Eager to thank his guests, Mandela rose to his feet and spoke for a few minutes with his characteristic self-deprecating humor.

“As you know I am not a speaker at all, and I am not going to make any exception on this occasion, except to say thank you for all you have done for me,” he said.

Mandela was imprisoned for nearly three decades for his fight against apartheid. He was released in 1990 to lead negotiations that ended decades of racist white rule, then was elected president in South Africa’s first democratic elections in 1994.

He completed his term in 1999 and did not run again, but has continued to take a leading role in the fight against poverty, illiteracy and AIDS in Africa. Age has slowed him in recent years, but many still remain in awe of his stamina. Just last month he was the honored guest for a huge charity concert in London’s Hyde Park.

“I would say that for a 90-year-old man who has been through what he has been through, he is in exceptional shape,” one of his doctors, Peter Friedland, said at the party Saturday.

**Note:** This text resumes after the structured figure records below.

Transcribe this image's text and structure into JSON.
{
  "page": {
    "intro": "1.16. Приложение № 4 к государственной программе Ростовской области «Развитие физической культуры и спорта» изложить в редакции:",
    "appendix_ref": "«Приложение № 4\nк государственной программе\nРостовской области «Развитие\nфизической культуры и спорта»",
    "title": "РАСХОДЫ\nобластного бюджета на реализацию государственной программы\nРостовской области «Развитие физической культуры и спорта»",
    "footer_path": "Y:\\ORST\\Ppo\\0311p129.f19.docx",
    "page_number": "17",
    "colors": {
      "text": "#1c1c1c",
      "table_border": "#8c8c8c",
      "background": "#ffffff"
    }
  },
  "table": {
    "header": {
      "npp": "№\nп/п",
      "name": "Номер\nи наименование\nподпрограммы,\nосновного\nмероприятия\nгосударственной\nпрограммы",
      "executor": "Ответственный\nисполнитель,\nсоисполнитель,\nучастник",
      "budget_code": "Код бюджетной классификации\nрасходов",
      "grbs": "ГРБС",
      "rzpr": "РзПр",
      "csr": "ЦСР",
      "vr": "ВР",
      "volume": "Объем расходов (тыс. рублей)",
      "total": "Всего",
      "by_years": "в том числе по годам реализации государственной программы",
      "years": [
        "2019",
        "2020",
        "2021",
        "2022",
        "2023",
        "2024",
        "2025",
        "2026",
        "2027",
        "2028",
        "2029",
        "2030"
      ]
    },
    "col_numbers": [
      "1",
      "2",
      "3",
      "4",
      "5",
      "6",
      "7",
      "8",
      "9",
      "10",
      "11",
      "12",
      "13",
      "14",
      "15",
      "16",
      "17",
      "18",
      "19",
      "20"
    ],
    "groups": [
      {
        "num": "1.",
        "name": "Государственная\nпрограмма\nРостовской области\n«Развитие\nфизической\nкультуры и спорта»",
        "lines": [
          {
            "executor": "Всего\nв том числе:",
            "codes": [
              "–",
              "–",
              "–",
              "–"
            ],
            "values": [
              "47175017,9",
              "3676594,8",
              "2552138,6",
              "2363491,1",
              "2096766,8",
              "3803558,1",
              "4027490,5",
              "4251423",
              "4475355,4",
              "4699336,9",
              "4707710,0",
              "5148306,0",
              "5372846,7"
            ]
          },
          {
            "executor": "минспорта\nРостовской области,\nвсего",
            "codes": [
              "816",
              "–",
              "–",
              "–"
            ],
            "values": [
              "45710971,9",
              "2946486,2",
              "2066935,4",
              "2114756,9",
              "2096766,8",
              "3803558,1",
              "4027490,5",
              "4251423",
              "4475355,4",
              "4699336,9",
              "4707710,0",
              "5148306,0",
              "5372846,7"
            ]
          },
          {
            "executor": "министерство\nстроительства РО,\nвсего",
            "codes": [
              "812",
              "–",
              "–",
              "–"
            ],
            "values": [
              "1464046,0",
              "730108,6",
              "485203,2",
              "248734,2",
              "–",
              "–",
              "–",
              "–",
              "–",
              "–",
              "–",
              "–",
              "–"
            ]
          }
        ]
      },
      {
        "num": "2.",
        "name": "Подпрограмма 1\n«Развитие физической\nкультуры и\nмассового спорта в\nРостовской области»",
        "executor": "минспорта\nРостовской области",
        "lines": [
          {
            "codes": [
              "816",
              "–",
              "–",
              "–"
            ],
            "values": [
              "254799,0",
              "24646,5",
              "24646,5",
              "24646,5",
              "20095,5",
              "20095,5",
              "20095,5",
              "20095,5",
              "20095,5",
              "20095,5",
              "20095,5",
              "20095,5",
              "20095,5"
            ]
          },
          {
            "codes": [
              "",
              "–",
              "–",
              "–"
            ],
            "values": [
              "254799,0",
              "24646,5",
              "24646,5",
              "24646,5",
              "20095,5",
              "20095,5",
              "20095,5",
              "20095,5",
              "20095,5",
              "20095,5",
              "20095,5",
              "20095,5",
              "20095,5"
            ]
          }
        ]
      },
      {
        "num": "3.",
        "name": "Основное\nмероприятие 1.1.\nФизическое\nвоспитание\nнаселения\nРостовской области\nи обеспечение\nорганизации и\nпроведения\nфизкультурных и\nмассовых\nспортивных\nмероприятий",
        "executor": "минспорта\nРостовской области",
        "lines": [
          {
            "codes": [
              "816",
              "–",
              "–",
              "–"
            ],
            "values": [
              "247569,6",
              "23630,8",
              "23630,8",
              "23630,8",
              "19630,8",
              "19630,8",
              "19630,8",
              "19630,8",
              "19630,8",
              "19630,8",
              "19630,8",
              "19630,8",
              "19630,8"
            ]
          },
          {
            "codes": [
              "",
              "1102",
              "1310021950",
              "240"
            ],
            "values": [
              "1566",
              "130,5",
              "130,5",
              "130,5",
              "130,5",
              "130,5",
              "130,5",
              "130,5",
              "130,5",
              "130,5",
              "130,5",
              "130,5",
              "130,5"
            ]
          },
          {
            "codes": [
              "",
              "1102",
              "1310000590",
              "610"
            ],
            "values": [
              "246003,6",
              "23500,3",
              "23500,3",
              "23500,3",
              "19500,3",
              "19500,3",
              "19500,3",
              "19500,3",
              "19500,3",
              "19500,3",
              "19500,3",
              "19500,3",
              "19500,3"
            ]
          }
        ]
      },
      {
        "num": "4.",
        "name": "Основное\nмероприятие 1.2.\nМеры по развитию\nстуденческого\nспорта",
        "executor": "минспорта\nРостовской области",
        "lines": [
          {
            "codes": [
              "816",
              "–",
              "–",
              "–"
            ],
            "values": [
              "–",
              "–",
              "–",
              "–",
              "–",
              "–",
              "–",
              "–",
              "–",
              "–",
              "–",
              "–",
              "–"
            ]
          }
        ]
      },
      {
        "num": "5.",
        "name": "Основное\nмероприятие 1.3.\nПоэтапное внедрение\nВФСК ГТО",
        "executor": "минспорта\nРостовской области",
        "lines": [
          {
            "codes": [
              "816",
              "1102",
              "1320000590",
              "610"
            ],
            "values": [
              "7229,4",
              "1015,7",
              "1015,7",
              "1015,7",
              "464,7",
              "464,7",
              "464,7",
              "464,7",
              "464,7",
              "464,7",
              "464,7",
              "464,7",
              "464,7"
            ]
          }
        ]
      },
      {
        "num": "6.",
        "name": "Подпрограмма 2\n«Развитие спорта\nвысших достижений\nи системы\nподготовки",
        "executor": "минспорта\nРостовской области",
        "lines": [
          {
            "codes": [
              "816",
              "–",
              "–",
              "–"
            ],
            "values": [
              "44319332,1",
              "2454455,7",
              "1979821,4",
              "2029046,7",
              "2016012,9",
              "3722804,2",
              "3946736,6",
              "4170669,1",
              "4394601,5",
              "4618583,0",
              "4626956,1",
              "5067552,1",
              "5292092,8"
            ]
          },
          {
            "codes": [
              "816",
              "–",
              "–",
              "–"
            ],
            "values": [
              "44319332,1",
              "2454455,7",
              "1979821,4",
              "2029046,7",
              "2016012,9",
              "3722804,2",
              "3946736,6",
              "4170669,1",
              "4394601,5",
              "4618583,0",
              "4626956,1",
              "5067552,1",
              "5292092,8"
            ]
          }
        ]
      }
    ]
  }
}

Mandela looked and sounded vigorous Friday when he gave a brief interview to a small group of reporters from The Associated Press and other media, his first such exchange in several years.

During Friday’s interview, he expressed deep concern about the poverty that still grips wide swaths of South Africa. The economy has grown steadily in recent years, but the benefits have yet to trickle to the poorest. Most blacks were stripped of resources and given inferior education under apartheid, leaving them unprepared to enjoy the country’s development now.

Mandela’s message was simple – the wealthy must do more.

“There are many people in South Africa who are rich and who can share those riches with those not so fortunate, who have not been able to conquer poverty,” Mandela said Friday.

While Saturday’s occasion was celebratory, there were also a few somber moments.

Nandi Mandela called on her grandfather’s fans to emulate him by “making a difference in your own communities.”

“This is one of the gifts you can give him,” she said as her grandfather nodded.

George Bizos, a lawyer who defended Mandela and other anti-apartheid leaders during the era of white rule, urged young and old to try and understand what his old friend stood for.

“It’s the solution to the problems that are facing the country, facing the continent, facing the world,” he said.

But one guest worries that the legacy of Mandela and other “giants” of the struggle against apartheid such as Walter Sisulu and Oliver Tambo is being lost.

“What have we learned? Were their sacrifices for nothing?” businesswoman Pam Pokane said in an interview pointing out corruption, poverty and a growing sense of political disillusion in South Africa.

“We have lost our moral compass. We have lost who we are and why we went into the struggle,” she said.